On getting old

After getting my little EeePC updated safely to the infamous -18 kernel for Hardy, I decided to perform a similar upgrade on my main system. Unfortunately, Ubuntu ate a Frisbee.

It segfaulted on every boot: even when booting the previously working kernel in recovery mode.

I was seconds from switching to Debian.

Now, I did not actually act on the impulse and switch to Debian. Ubuntu puts together a lot of nifty front ends which are not there by default in Debian, and most of these little front ends come from cryptically-named packages. In the end, this scared me away.

It was no big deal when I was 15 years old to throw RedHat 6.2 — the on with the shit-tastic fvwm95 and RedHat icon for a start button — on a system. I did not really care if my computer worked every day. I did not have a real job, and did not require the machine for work.

Today, this is much scarier.

I have been through days when the computer just bombed on a production day, and I now keep a backup hard disk pre-installed so I can swap in and keep going. When deadline hits and you are faced with a stack of stories in desperate need of a beating, fiddling with your system is simply not an option — unless of course you have separate machines for fun and work.

As I scanned through the Debian documentation, it occurred to me that I am getting really old.

What is the draw of Ubuntu? The desktop experience? Well, to some degree, yes. However, its greater draw is that it updates frequently, at least when compared to Debian main. Running Debian sid on a work desktop — assuming you are not a Debian sid developer — is insanity. Updates are pushed out in the hundreds, and it has all the panic of the final days of an Ubuntu beta line. But in the other branches, especially Debian stable, the operating system has a reputation of being rock solid.
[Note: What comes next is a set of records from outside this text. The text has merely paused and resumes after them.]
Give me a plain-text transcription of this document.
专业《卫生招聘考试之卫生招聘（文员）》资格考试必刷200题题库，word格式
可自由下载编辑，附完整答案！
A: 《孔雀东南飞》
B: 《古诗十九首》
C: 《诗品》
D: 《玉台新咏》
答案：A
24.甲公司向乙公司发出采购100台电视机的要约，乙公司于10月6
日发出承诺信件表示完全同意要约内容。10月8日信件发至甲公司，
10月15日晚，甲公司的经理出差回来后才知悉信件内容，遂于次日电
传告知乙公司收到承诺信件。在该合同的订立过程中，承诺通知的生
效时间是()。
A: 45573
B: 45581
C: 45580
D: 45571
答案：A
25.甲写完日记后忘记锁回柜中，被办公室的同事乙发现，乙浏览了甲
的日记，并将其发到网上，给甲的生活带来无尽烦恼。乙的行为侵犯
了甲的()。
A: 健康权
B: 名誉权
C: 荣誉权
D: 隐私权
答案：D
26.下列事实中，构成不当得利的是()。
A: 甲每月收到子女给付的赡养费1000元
You just have to commit yourself to not seeing a new piece of software for half a decade.

And you know what? That’s starting to look fine.
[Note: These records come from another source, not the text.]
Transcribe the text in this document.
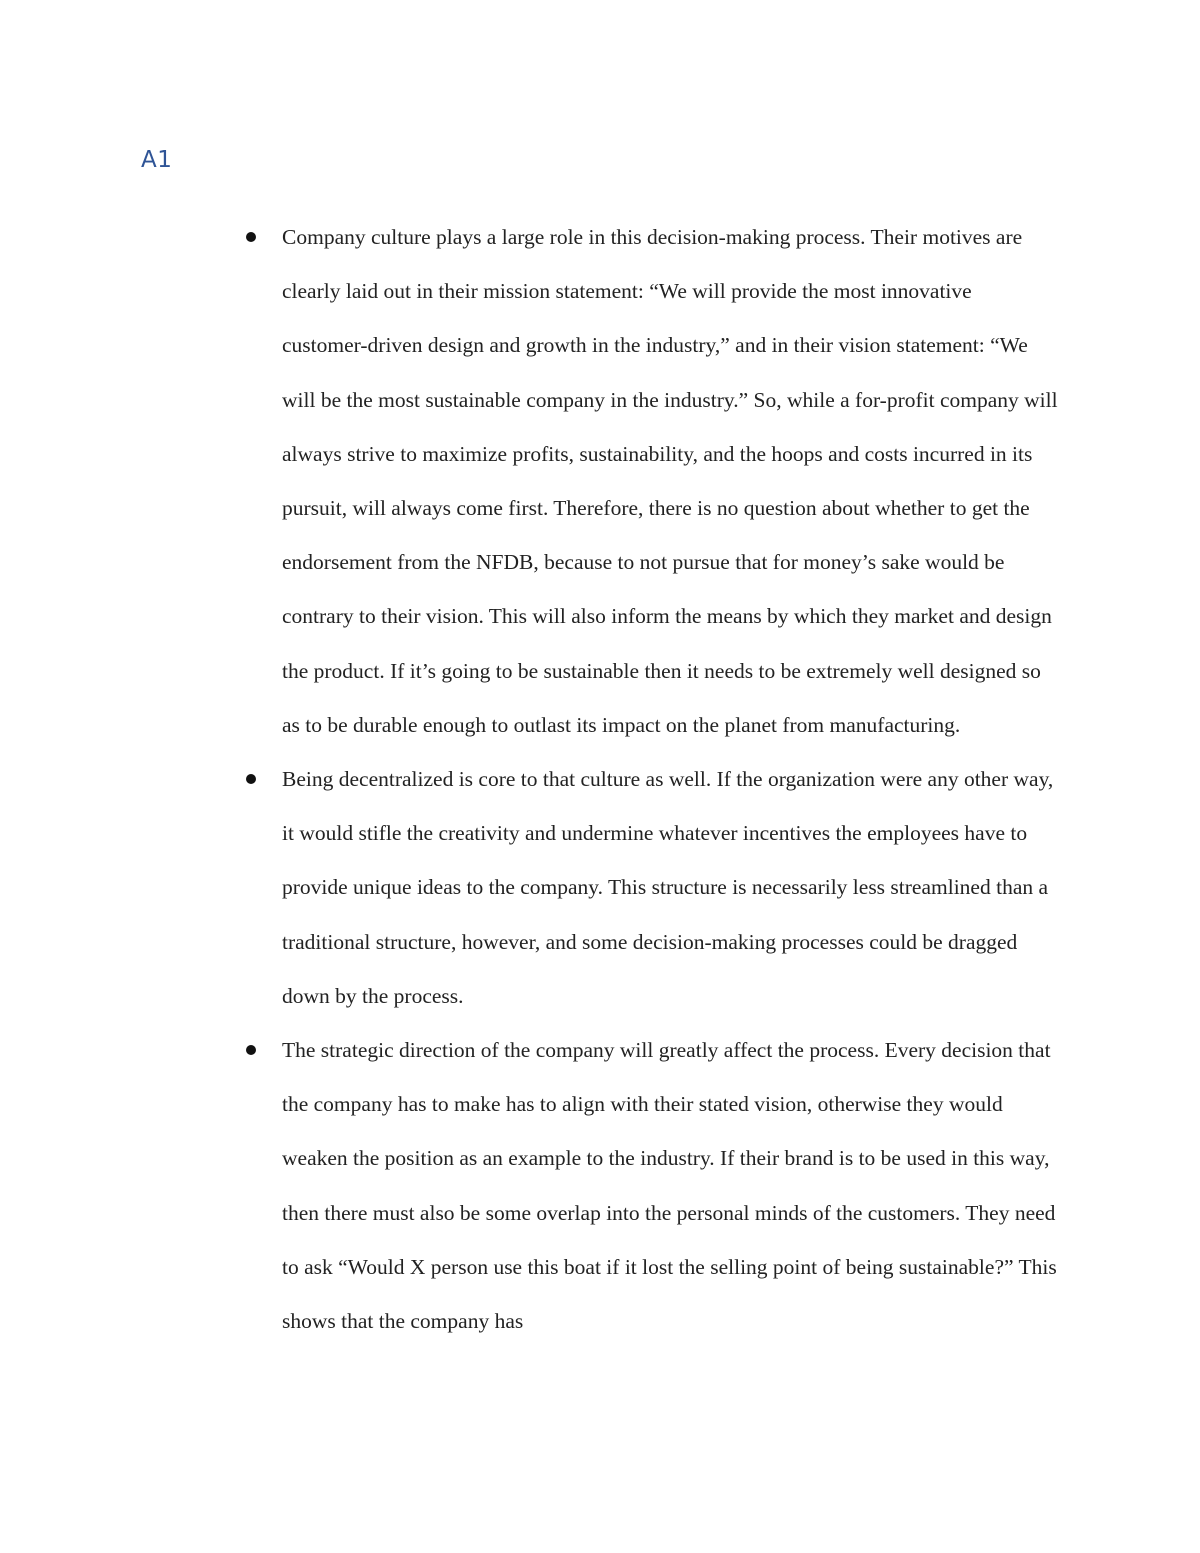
A1
Company culture plays a large role in this decision-making process. Their motives are clearly laid out in their mission statement: “We will provide the most innovative customer-driven design and growth in the industry,” and in their vision statement: “We will be the most sustainable company in the industry.” So, while a for-profit company will always strive to maximize profits, sustainability, and the hoops and costs incurred in its pursuit, will always come first. Therefore, there is no question about whether to get the endorsement from the NFDB, because to not pursue that for money’s sake would be contrary to their vision. This will also inform the means by which they market and design the product. If it’s going to be sustainable then it needs to be extremely well designed so as to be durable enough to outlast its impact on the planet from manufacturing.
Being decentralized is core to that culture as well. If the organization were any other way, it would stifle the creativity and undermine whatever incentives the employees have to provide unique ideas to the company. This structure is necessarily less streamlined than a traditional structure, however, and some decision-making processes could be dragged down by the process.
The strategic direction of the company will greatly affect the process. Every decision that the company has to make has to align with their stated vision, otherwise they would weaken the position as an example to the industry. If their brand is to be used in this way, then there must also be some overlap into the personal minds of the customers. They need to ask “Would X person use this boat if it lost the selling point of being sustainable?” This shows that the company has
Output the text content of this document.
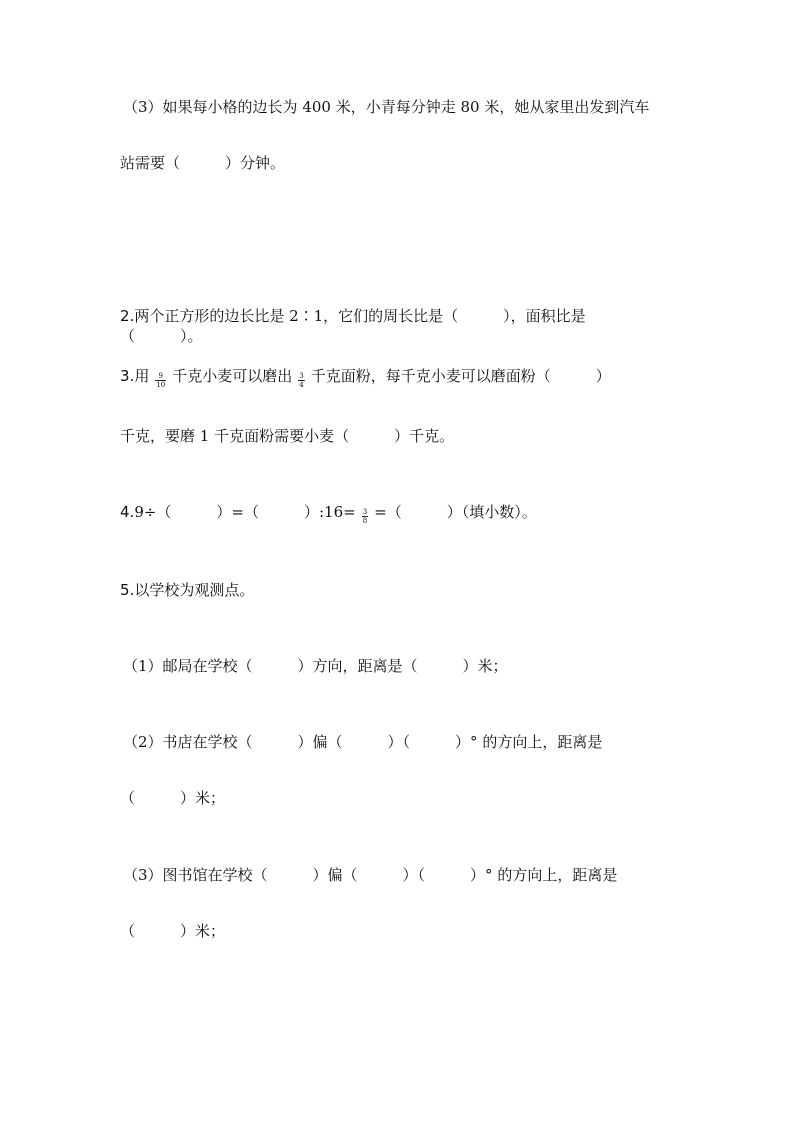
（3）如果每小格的边长为 400 米，小青每分钟走 80 米，她从家里出发到汽车
站需要（　　　）分钟。
2.两个正方形的边长比是 2∶1，它们的周长比是（　　　），面积比是
（　　　）。
3.用 $\frac{9}{10}$ 千克小麦可以磨出 $\frac{3}{4}$ 千克面粉，每千克小麦可以磨面粉（　　　）
千克，要磨 1 千克面粉需要小麦（　　　）千克。
4.9÷（　　　）=（　　　）:16= $\frac{3}{8}$ =（　　　）（填小数）。
5.以学校为观测点。
（1）邮局在学校（　　　）方向，距离是（　　　）米；
（2）书店在学校（　　　）偏（　　　）（　　　）° 的方向上，距离是
（　　　）米；
（3）图书馆在学校（　　　）偏（　　　）（　　　）° 的方向上，距离是
（　　　）米；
Firefox opens every Web page I could want to look at. Pidgin connects to all my messaging clients. Claws is a safe bet for POP3, but if it ever exploded I am sure I could go back to Web mail. Audacious and Audacity play and handle anything I could want to edit or listen to. Abiword does everything I could want a document editor to do — except for edit non-Latin-alphabet documents. That’s pretty important.

Basically, I already have all the software I need, and I really see little reason to update it.

Have I hit an age where one’s curiosity plummets? I read often and enjoy new things, so that does not seem to be the case.

No, it probably comes down to security and stability: the feeling that each time I power down my machine, it will not be the last time I see my desktop.